I am not familiar with this concept of instantaneous center of rotation. I think a wheel rolling along the road is clearly rotating about its diameter. In fact, if it was rotating about the point of contact it would not simply roll along the road.

 

[kuruman]

I am sure you have watched a wheel spin in place about a fixed axis. You should know that each point on the rim has velocity directed tangent to the rim and linear speed $v=\omega~R$ where $\omega$ is the angular speed. That's the background.

You should also be familiar with the following situation. You are riding a bicycle moving at 15 mph on a road. You look over the handle bar down at the front wheel. What do you see?

You see the axle of the wheel at rest relative to you while the wheel is spinning about it. Based on what was said in the first paragraph, you also see the top of the wheel moving forward with speed $v=\omega~R=15~$mph and the bottom of the wheel where it touches the ground moving backward with speed $v=\omega~R=15~$mph. Furthermore, you see the road surface moving backwards at 15 mph.

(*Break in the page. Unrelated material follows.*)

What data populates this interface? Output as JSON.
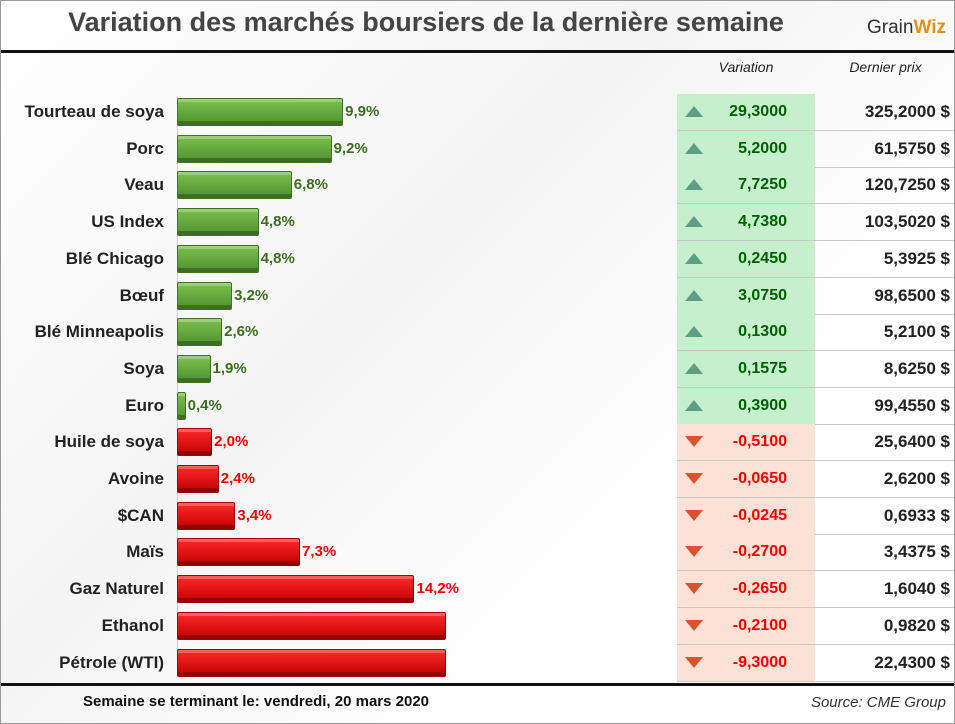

This is a relative velocity question. If the road is moving backwards at 15 mph and the point of contact is also moving backwards at 15 mph, what is the velocity of the road relative to point on the rim that is (Instantaneously) in contact with the road?

 

[haruspex]

I am not familiar with this concept of instantaneous center of rotation. I think a wheel rolling along the road is clearly rotating about its diameter. In fact, if it was rotating about the point of contact it would not simply roll along the road.

If the wheel is not skidding then the point of contact is instantaneously still. A point distance y above it is moving forward at speed $\omega y$, a point distance y below it is moving backward at speed $\omega y$, a point distance y in front is moving down at speed $\omega y$, a point distance y behind it is moving up at speed $\omega y$.
It is the instantaneous centre of rotation.

If that bothers you, you will find it easier to think of the motion as the sum of the linear motion of the ball's centre and a rotation about that. The algebra works either way.